Suppose that I want to calculate the closest rotation in $SO(n)$ to an $n \times n$ matrix $M$. It can be shown by geometric arguments that $R = M(M^tM)^{-1/2}$. However, this requires that we can calculate $(M^tM)^{-1/2}$. This is easy when $M^tM$ has a spectral decomposition with non-zero eigenvalues. But what if one of the eigenvalues is $0$?
Edit:
Here's the geometric argument that I mentioned:
Suppose that we are in $\mathbb{R}^{n^2}$. Consider $\mathrm{SO}(n)$ as a subset of this space. We know that the tanget to $\mathrm{SO}(n)$ at $I$ consists of anti-symmetric matrices. We can shift the tangent space to other points by left multiplication.
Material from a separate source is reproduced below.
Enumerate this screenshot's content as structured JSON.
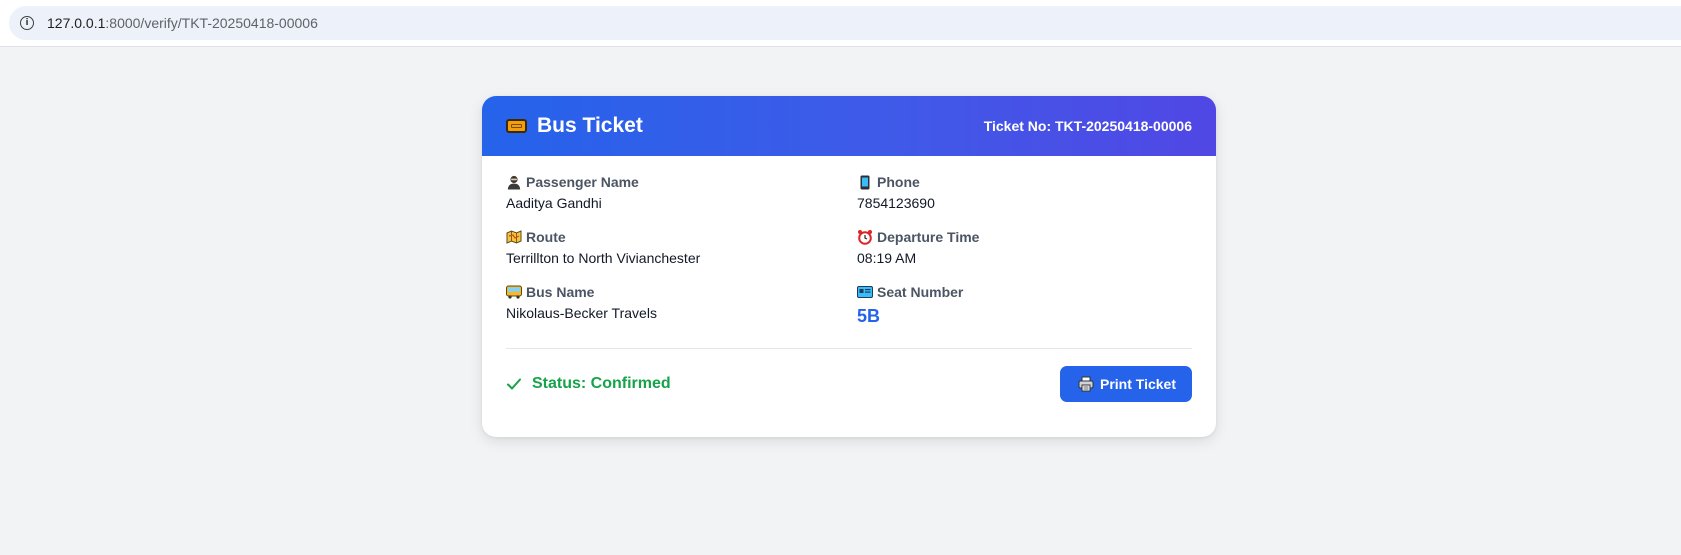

So, given $M$ in the ambient space, I want to project it on $\mathrm{SO}(n)$. On the other hand, we know that anti-symmetric matrices and symmetric matrices are orthogonal complements of each other in the ambient space with respect to the inner product given by $<A,B> = \mathrm{tr}(A^tB)$. Consider the set $\{RA: A\text{ is anti-symmetric. } \}$. For any $A$, $M-R$ must be orthogonal to $RA$:
$$\mathrm{tr}((RA)^t(R-M)) = 0$$ $$\mathrm{tr}(A^tR^tR-A^tR^tM) = 0$$ $$\mathrm{tr}(A^t(I-R^tM)) = 0$$
Hence, $I-R^tM$ is a symmetric matrix. Therefore, $R^tM$ is symmetric and we have $R^tM = S$, or equivalently $M=RS$. Now write the spectral decomposition for $M^tM$. Note that $M^tM = S^tR^tRS = S^2$. Hence, $S = (M^tM)^{1/2}$. Finally, $R = M(M^tM)^{-1/2}$.
You end up with $M^TM=S^TS=S^2$ and $M=RS$. This does not imply $S=(M^TM)^{1/2}$, it could also hold $S=-(M^TM)^{1/2}$.
Now take the singular value decomposition of $M$ $$ M = U\Sigma V^T, $$ which implies the spectral decomposition of $M^TM$: $$ M^TM = V\Sigma^2V^T. $$ Let $W$ be a diagonal matrix with $W^2=\Sigma^2$. Then all matrices $S:=VWV^T$ satisfy $S^2=M^TM$. It remains to compute $R$. The equation $M=RS$ is equivalent to $$ U\Sigma = R VW. $$ Let $i$ be such that the singular value $\sigma_i$ is positive. Then $\sigma_i U_i = w_iR V_i $, i.e., $R$ maps the vector $V_i$ to $\pm U_i$. This specifies $R$ on $\ker M$. If $M$ is not invertible, $R$ has to be completed to be in $SO(n)$. The choice of the square root $W$ is essential to get $\det(R)>0$.
There are many degrees of freedom in the construction: non-uniqueness of the SVD, the construction of $W$ up to even-number of sign-changes, the definition of $R$ on the kernel of $M$.
These considerations seems to compute stationary points only. Hence, the matrices $R$ constructed like this, are candidates. I do not know how to prove optimality for some/all of them.
Uniqueness cannot be expected: If $M=0$ then all matrices of $SO(n)$ are solutions.